Sotheby's estima que El grito se venderá por más de 80 millones de dólares (unos 60 euros) e irá a uno de los grandes coleccionistas en el mundo para los que la casa de subastas ha organizado sesiones privadas hasta en Hong Kong. Entre los interesados están la familia real de Qatar, el magnate ruso Roman Abramovich y el astillero griego Philip Niarchos. En Londres y Nueva York, Sotheby's ha montado un par de fiestas para presentar el cuadro mientras se esfuerza por dar a conocer a Munch fuera de Europa. Incluso rodó un documental sobre la obra en una pequeña isla enfrente de Manhattan para intentar evocar el fiordo de Munch. 

El autor nunca quiso explicar su obra para dejarla abierta a interpretaciones, pero aquí queda el poema que cuenta la escena durante un paseo junto a un hospital psiquiátrico donde estuvo recluida su hermana, que sufría esquizofrenia. Una de las posibilidades es que el título se refiera a los lamentos de los enfermos que el protagonista intenta no escuchar tapándose los oídos. 

La inscripción, a mano, dice, según la traducción: «Estaba caminando por un paseo con dos amigos. El sol se ponía. El cielo se hizo rojo encendido. Y sentí un aire de melancolía. Me levanté. Aún mortalmente cansado bajo el azul-negro. El fiordo y la ciudad estaban adornados con sangre y lenguas de fuego. Mis amigos caminaron. Yo me quedé atrás, temblando con ansiedad. Sentí el gran Grito de la Naturaleza. E.M.». 

En esta versión, el cielo es más naranja y la tristeza está acentuada. Se parece a la primera, pero en ésta los amigos que pintó Munch miran hacia el perfil de Oslo y uno se asoma hacia el mar, exagerando la imagen del individuo solitario. 

El pintor, alcohólico y depresivo, temía acabar como su hermana y sus cuadros eran la genuina expresión de sus desvelos, pero también aprendió a cultivar su imagen de «solitario melancólico nórdico» con fines comerciales. Munch era un buen vendedor. Esta versión de 1895 fue un encargo de un empresario alemán después del primer Grito que pintó, en 1893. Cobraba por mostrar sus obras, aunque le costaba desprenderse de ellas. Cuando en 1910 cedió la primera versión al Museo Nacional, se quedó otras dos réplicas, más sombrías, para él. 

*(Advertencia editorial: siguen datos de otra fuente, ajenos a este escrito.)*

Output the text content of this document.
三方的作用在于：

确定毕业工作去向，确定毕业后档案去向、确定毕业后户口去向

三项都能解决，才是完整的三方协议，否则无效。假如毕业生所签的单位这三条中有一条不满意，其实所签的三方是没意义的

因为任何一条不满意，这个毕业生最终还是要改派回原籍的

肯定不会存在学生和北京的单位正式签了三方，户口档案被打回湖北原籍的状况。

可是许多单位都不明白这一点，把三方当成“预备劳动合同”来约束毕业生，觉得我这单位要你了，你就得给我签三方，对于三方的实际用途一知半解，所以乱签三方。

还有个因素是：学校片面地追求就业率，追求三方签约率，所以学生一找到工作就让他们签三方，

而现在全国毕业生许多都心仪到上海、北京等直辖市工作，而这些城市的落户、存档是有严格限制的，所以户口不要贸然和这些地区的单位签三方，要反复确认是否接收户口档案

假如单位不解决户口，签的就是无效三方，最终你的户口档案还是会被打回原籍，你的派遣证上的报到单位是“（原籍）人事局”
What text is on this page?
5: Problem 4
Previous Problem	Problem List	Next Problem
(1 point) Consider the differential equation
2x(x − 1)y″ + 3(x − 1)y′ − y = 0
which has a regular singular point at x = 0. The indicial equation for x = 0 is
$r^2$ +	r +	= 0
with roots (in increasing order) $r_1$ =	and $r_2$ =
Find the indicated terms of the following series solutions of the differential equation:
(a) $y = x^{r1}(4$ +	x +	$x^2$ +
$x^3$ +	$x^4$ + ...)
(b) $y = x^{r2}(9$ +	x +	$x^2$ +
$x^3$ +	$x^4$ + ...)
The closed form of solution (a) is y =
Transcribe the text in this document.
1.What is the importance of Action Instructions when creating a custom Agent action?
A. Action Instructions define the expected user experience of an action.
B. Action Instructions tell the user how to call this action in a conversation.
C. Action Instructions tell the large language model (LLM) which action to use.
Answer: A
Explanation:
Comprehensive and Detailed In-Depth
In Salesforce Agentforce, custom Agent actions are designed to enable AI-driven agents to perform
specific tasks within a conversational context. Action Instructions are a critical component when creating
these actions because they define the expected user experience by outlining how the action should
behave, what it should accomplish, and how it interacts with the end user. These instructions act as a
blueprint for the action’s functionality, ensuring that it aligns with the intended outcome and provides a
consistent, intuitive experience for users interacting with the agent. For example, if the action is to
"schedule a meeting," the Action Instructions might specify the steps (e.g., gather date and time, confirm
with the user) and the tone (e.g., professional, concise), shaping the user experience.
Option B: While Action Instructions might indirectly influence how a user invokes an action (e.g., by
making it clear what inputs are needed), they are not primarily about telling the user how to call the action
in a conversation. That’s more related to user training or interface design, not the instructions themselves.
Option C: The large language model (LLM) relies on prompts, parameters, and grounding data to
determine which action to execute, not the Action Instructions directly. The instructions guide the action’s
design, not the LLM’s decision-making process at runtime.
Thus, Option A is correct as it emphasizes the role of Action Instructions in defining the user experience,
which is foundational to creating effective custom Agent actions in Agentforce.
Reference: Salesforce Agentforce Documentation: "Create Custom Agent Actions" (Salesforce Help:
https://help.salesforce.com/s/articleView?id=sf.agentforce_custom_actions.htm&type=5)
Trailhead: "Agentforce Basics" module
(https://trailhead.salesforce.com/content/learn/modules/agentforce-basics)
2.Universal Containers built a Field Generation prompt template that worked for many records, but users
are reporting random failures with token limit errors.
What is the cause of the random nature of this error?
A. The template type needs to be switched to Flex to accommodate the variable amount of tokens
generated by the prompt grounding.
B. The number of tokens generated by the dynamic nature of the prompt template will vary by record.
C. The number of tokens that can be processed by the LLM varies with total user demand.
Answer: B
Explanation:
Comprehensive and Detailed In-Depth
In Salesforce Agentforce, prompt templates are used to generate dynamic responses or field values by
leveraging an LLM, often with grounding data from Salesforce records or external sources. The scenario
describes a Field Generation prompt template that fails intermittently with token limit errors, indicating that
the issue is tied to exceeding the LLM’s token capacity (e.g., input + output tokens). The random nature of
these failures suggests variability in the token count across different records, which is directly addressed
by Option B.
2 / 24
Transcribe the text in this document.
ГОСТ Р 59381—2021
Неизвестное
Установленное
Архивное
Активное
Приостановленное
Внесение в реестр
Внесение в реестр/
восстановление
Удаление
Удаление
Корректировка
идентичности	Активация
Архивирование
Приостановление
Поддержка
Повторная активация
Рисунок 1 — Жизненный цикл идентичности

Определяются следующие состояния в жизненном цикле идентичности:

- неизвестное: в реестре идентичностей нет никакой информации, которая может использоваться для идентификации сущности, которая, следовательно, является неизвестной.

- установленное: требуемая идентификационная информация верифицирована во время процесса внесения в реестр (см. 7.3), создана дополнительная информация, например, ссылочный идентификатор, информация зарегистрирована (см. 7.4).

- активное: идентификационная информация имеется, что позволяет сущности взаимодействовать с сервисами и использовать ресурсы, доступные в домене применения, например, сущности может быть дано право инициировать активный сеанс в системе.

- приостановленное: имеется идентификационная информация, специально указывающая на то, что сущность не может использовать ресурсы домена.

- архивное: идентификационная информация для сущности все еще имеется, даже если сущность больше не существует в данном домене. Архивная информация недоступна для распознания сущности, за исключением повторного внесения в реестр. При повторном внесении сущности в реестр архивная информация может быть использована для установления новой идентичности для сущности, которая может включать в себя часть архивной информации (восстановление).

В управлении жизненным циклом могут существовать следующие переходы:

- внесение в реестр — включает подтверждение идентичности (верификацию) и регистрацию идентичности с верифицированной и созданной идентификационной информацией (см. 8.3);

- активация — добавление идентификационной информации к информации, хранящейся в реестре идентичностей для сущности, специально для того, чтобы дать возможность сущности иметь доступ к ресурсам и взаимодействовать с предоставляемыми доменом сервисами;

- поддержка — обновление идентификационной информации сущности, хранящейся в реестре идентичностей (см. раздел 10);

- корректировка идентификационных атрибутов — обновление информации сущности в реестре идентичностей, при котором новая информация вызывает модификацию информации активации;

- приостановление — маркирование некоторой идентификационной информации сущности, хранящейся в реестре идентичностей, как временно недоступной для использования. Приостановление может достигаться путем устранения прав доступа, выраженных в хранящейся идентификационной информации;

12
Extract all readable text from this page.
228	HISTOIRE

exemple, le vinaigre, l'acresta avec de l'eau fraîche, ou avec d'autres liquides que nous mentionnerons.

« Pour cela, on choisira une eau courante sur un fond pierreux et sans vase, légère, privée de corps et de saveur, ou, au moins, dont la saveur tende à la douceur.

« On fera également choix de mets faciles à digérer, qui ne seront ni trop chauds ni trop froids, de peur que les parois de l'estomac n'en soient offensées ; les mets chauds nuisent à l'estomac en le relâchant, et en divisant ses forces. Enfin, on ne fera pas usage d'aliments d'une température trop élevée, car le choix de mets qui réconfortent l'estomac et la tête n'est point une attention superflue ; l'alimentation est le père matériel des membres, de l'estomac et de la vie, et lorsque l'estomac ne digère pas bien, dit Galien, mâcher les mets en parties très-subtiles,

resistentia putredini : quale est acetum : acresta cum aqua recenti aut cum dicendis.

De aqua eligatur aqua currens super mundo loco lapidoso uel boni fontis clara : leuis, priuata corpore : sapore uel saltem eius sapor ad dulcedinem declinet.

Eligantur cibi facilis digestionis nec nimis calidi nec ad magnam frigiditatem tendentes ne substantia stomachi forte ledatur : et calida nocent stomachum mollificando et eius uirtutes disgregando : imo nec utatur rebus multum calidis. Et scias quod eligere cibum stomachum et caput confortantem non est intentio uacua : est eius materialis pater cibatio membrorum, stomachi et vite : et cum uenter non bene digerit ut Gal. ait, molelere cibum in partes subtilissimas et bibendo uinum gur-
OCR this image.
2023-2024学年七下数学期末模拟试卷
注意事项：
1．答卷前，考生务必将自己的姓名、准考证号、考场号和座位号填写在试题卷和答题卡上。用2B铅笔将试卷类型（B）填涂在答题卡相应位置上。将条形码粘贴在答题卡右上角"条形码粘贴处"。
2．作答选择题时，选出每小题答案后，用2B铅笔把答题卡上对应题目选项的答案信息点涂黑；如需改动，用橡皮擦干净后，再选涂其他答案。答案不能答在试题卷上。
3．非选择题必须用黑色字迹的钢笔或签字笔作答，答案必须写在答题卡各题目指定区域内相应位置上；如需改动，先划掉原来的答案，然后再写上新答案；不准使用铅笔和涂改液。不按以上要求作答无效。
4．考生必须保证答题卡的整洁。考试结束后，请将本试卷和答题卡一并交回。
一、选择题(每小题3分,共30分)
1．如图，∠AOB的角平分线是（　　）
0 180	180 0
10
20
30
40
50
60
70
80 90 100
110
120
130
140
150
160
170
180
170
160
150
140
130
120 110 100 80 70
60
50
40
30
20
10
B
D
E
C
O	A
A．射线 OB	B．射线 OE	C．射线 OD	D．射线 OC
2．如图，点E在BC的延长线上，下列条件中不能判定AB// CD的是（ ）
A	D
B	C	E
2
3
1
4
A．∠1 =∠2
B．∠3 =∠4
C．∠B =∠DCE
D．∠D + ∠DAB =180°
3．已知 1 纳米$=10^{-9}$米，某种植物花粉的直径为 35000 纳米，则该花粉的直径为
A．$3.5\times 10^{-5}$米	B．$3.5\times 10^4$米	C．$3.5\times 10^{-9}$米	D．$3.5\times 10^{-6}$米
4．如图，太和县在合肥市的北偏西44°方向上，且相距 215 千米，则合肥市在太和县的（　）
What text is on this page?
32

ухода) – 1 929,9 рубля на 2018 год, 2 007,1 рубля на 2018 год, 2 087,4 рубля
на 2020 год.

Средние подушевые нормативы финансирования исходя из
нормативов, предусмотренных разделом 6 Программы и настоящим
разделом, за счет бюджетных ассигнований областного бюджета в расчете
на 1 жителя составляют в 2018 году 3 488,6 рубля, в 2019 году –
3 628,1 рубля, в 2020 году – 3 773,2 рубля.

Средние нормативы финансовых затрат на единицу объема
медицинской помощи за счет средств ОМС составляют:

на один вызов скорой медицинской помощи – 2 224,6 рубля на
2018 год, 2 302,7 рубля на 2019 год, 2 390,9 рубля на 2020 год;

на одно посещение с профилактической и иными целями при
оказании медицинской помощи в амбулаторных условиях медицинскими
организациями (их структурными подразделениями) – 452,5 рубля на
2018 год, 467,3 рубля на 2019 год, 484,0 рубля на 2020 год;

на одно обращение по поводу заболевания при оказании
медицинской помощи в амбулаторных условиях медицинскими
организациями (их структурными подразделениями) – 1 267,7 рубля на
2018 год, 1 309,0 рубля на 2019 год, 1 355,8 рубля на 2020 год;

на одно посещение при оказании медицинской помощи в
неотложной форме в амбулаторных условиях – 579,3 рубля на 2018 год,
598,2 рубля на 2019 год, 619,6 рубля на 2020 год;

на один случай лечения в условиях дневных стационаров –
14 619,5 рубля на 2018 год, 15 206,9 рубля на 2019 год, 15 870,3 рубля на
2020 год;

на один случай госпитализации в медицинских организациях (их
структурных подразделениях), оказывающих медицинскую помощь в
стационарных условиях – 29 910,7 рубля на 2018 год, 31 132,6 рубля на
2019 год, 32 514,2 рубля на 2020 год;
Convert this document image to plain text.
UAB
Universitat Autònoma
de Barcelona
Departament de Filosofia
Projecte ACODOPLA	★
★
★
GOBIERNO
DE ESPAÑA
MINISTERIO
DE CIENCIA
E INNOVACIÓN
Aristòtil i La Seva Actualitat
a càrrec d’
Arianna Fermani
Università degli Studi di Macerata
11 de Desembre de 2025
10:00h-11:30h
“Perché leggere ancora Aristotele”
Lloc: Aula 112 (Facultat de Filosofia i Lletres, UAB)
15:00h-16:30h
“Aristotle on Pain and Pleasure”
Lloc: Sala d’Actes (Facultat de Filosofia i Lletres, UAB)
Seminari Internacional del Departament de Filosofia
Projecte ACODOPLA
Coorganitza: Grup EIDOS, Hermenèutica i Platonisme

La fama masiva llegó para el cuadro en los años 50 y 60. En 1961, Time lo utilizó de portada. En las últimas dos décadas, ha servido como emblema irónico del miedo para Los Simpson o para las películas Scream o Solo en casa. Y ahora vuelve a estar de moda con la crisis. 
«Todos podemos sentir cercana esta imagen. El uso del Grito está relacionado con los momentos de gran ansiedad cultural en los que miramos a él como un talismán que cristaliza nuestros miedos y nuestras angustias. Sucedió después de la Segunda Guerra Mundial. Y también ahora con la crisis financiera y las turbulencias globales que hemos vivido. Desde 2007, El grito se ha utilizado más veces que nunca», explica Shaw.